Testi pubblicati sul sito www.brainmindlife.org della Società Nazionale di Neuroscienze “Brain, Mind & Life - Italia” (BM&L-Italia). La sezione “note e notizie” presenta settimanalmente note di recensione di lavori neuroscientifici selezionati dallo staff dei recensori fra quelli pubblicati o in corso di pubblicazione sulle maggiori riviste e il cui argomento rientra negli oggetti di studio dei soci afferenti alla Commissione Scientifica, e notizie o commenti relativi a fatti ed eventi rilevanti per la Società Nazionale di Neuroscienze.

 

 

[Tipologia del testo: RECENSIONE]

 

Risultati discordi della ricerca sul funzionamento del sistema a ricompensa in condizioni che portano all’obesità, propongono un dilemma: vi è una diminuita sensibilità del sistema agli alimenti, che condiziona la necessità di assumerne quantità maggiori di quelle normalmente necessarie per sentirsi soddisfatti, oppure vi è un’aumentata sensibilità al cibo che genera sensazioni di piacere innescanti un circolo vizioso simil-compulsivo che ritarda l’insorgenza delle sensazioni di sazietà? Non si tratta di un problema di secondaria importanza, perché la sua soluzione può fornire una traccia della neurofisiologia del comportamento alimentare che traduce in effetti le ormai note predisposizioni genetiche e le anomalie neuro-ormonali che spiegano gli incrementi ponderali dannosi per la salute.

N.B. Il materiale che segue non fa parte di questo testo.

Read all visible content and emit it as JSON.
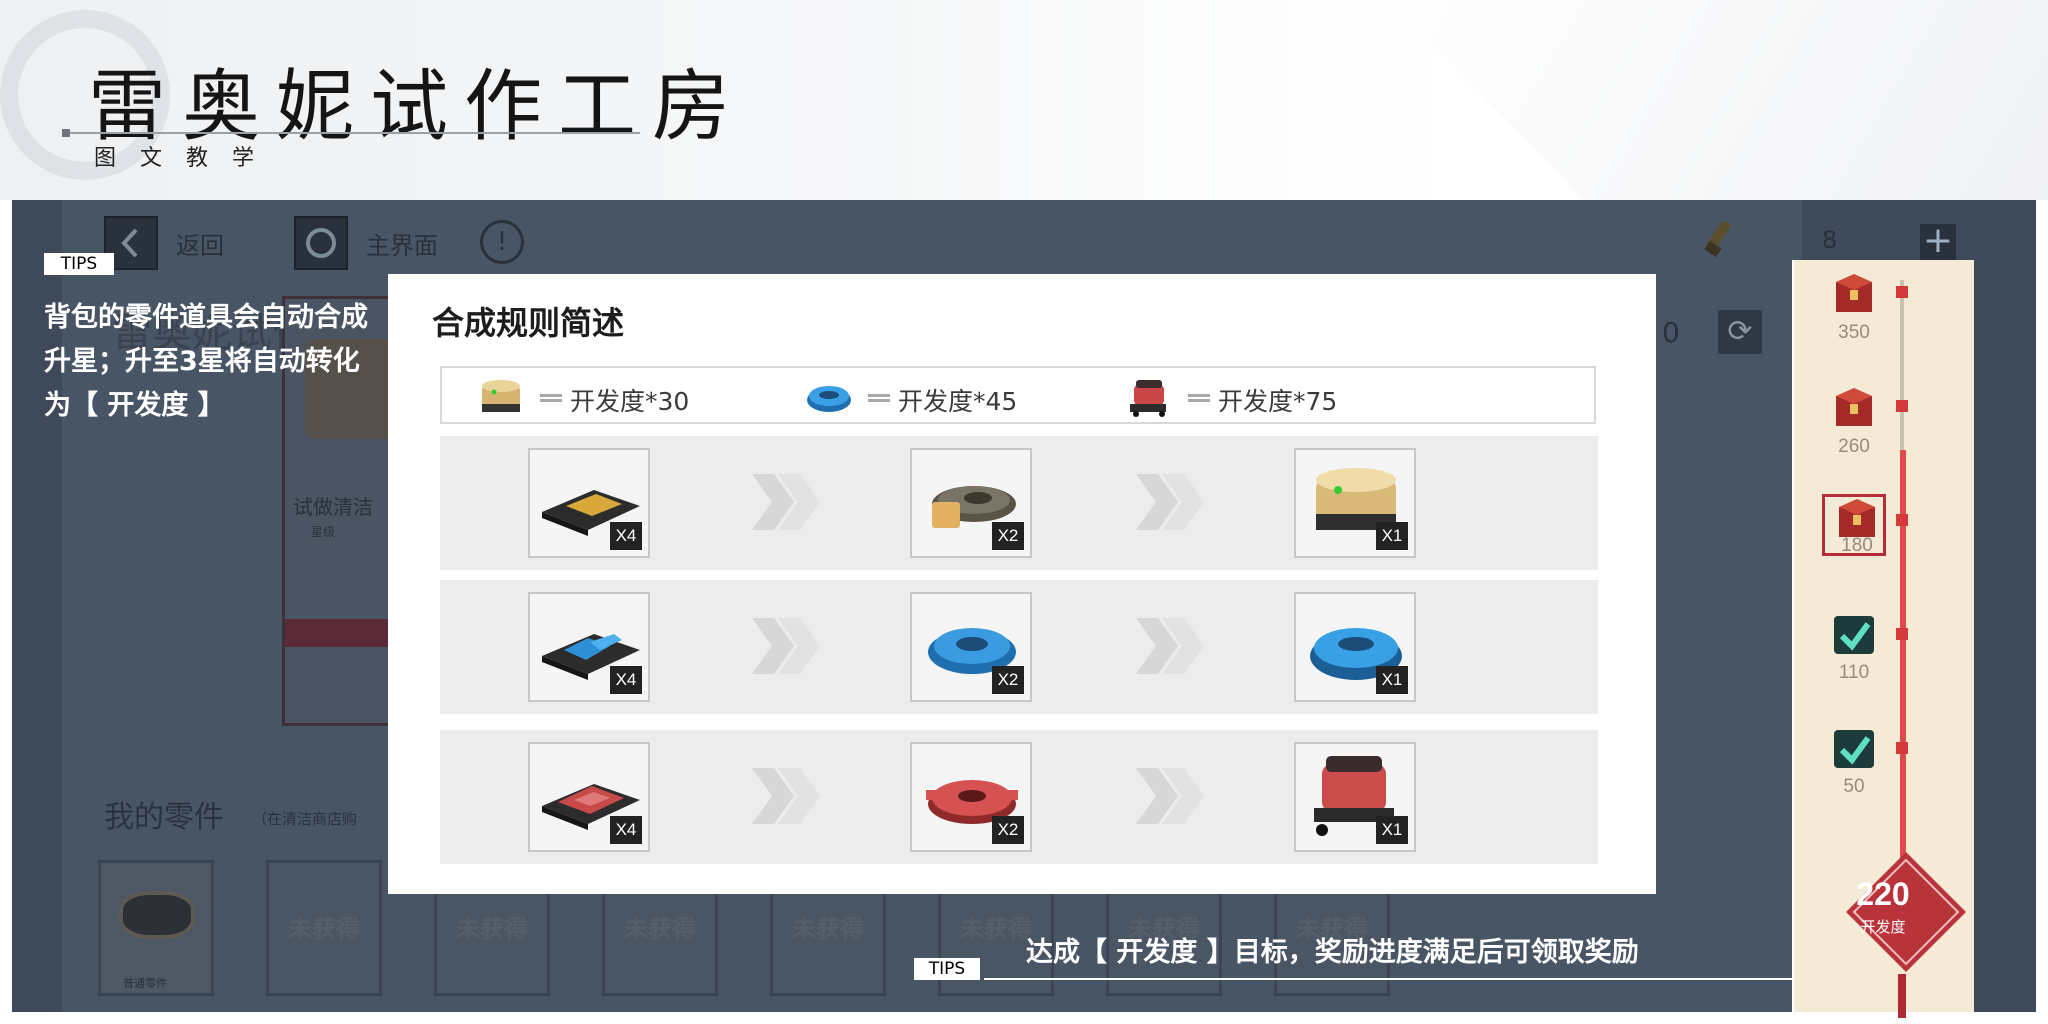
{
  "header": {
    "title": "雷奥妮试作工房",
    "subtitle": "图文教学"
  },
  "game": {
    "back_label": "返回",
    "home_label": "主界面",
    "info_icon": "!",
    "currency_value": "8",
    "plus_icon": "+",
    "refresh_icon": "⟳",
    "partial_number": "0",
    "bg_title": "雷奥妮试作工",
    "bg_card_name": "试做清洁",
    "bg_card_sub": "星级",
    "parts_title": "我的零件",
    "parts_note": "（在清洁商店购",
    "part_first_label": "普通零件",
    "unobtained_label": "未获得"
  },
  "tips_left": {
    "tag": "TIPS",
    "text": "背包的零件道具会自动合成升星；升至3星将自动转化为【 开发度 】"
  },
  "tips_bottom": {
    "tag": "TIPS",
    "text": "达成【 开发度 】目标，奖励进度满足后可领取奖励"
  },
  "modal": {
    "title": "合成规则简述",
    "legend": [
      {
        "icon": "gold-robot-vacuum-icon",
        "text": "开发度*30"
      },
      {
        "icon": "blue-robot-vacuum-icon",
        "text": "开发度*45"
      },
      {
        "icon": "red-floor-scrubber-icon",
        "text": "开发度*75"
      }
    ],
    "rows": [
      {
        "theme": "gold",
        "cells": [
          {
            "icon": "gold-part-plate-icon",
            "qty": "X4"
          },
          {
            "icon": "gold-part-ring-icon",
            "qty": "X2"
          },
          {
            "icon": "gold-robot-vacuum-icon",
            "qty": "X1"
          }
        ]
      },
      {
        "theme": "blue",
        "cells": [
          {
            "icon": "blue-part-plate-icon",
            "qty": "X4"
          },
          {
            "icon": "blue-part-ring-icon",
            "qty": "X2"
          },
          {
            "icon": "blue-robot-vacuum-icon",
            "qty": "X1"
          }
        ]
      },
      {
        "theme": "red",
        "cells": [
          {
            "icon": "red-part-board-icon",
            "qty": "X4"
          },
          {
            "icon": "red-part-gear-icon",
            "qty": "X2"
          },
          {
            "icon": "red-floor-scrubber-icon",
            "qty": "X1"
          }
        ]
      }
    ]
  },
  "progress": {
    "milestones": [
      {
        "value": "350",
        "state": "locked"
      },
      {
        "value": "260",
        "state": "locked"
      },
      {
        "value": "180",
        "state": "current"
      },
      {
        "value": "110",
        "state": "claimed"
      },
      {
        "value": "50",
        "state": "claimed"
      }
    ],
    "goal_value": "220",
    "goal_label": "开发度"
  },
  "colors": {
    "frame_bg": "#3e4a5a",
    "accent_red": "#d4393b",
    "strip_bg": "#f4ead5",
    "gold": "#d8b46a",
    "blue": "#2d8ad0"
  }
}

Il consumo di cibo è primariamente influenzato dall’azione degli ormoni regolatori del bilancio energetico, ma un ruolo non trascurabile, che nell’uomo diventa a volte preponderante[1], è svolto dall’attivazione del circuito a ricompensa da parte dei cibi gradevoli al gusto. Un funzionamento improprio di ciascuna delle due componenti può causare un eccesso di assunzione di cibo e portare all’obesità[2].

Non sono ancora bene definite le alterazioni nell’elaborazione del circuito a ricompensa che contribuiscono agli incrementi ponderali con grande espansione del tessuto adiposo, anche se alcune evidenze sperimentali suggeriscono che molti individui obesi sono ipersensibili alle proprietà edoniche del cibo, e si alimentano in eccesso perché sperimentano nel mangiare un piacere superiore alla media. Come già accennato, altre evidenze sperimentali supportano invece la tesi secondo cui molte persone con tendenza bulimica o semplicemente iperoressica, sono iposensibili alla ricompensa interna generata dal piacere del cibo e, dunque, devono mangiare più degli altri per raggiungere i livelli che fisiologicamente collegano la sensazione di piacere con quella di sazietà.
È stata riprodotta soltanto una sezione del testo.